Racism and myths dominated coronavirus coverage

Americans should remember that the flu is a more destructive disease than the current corona strain.

Last week, University of Tulsa Vice Provost for Global Engagement sent out an email alerting campus that in light of the level 3 travel advisory that the United States Department of State issued, TU would be restricting travel to China and affected countries. Similar emails were sent out in educational institutions across America, informing students of the nationally declared “pandemic.” However, most of them failed to describe what exactly coronavirus is, what the symptoms are and how to avoid it other than travel restrictions. This lack of information has led to unneccesary hysteria as well as incidences of racial discrimination toward individuals from Asian countries. The irony of this reaction to the presence of coronavirus in the United States is that the flu is actually more rampant and deadly than the coronavirus.

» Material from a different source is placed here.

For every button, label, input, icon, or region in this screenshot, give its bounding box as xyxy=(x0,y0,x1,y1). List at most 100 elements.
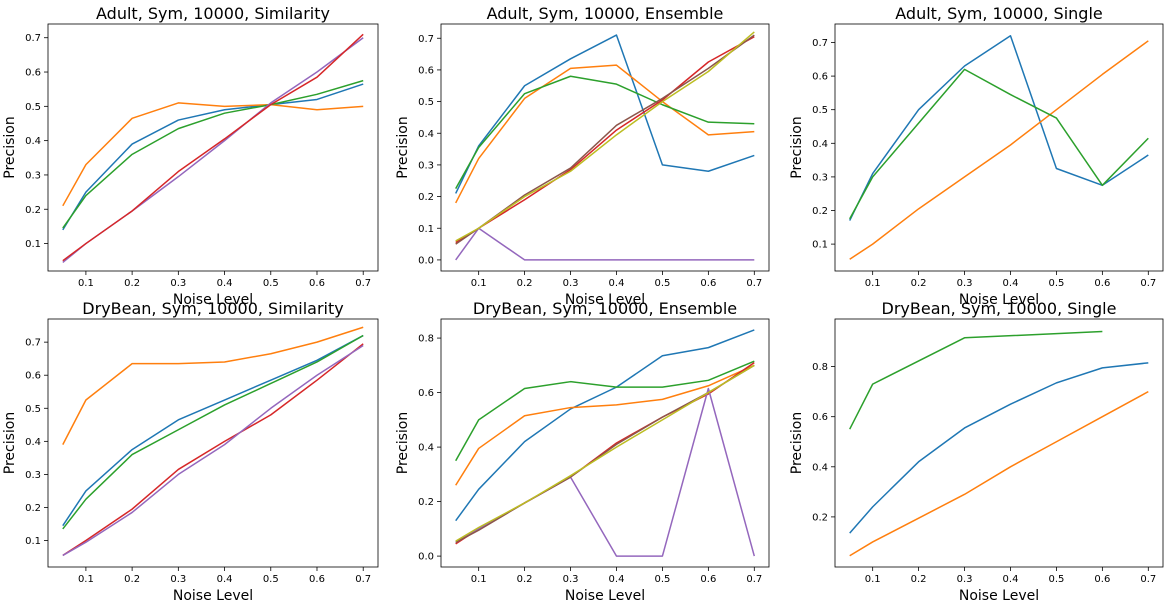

According to USA Today, as of Feb. 5 there were a confirmed total of 24,604 cases of coronavirus, 494 of which resulted in death. On Feb. 4, the Center for Disease Control reported that the 2019-2020 flu season had brought about 15 million cases, 140,000 hospitalizations and 8,200 deaths in the United States alone. The CDC has also consistently reported over the last several years that fewer than half of all Americans get a flu vaccination.

It didn’t occur to me that racial discrimination would be fueled on college campuses because of this outbreak. A dear friend of mine who attends the University of Washington in Seattle informed me that she had to have a serious conversation with her Resident Assistance staff on how to correct misconceptions, keep students safe, and prevent bullying and racial targeting. Students took to social media, resorting to long-held racial stereotypes and posting hateful comments: “All of the kids in my math class are Asians. I sure hope I don’t get coronavirus.” A California university told its campus that xenophobia toward Asian classmates was a completely normal reaction. This sparked mass controversy on the internet.

The Los Angeles times described how these heightened racist sentiments have made individuals “hyper aware of their East Asian roots.” I find it infuriating that in the 21st century there continues to be such a plethora of faulty information, media perpetuated prejudices and just blatant acts of racism on a systemic level. This particularly confounds me when comparing the response to coronavirus with that of health issues and diseases that plague the American population on a daily basis; many of which can be easily combated and prevented altogether. There needs to be a drastic change in the way information is obtained, verified and dispersed to the general public. While this won’t erase the racial stereotypes that are imbedded within the American way of life, it will certainly help to alleviate discrimination and false panic and will hopefully move our society toward becoming a more accepting, loving and compassionate one.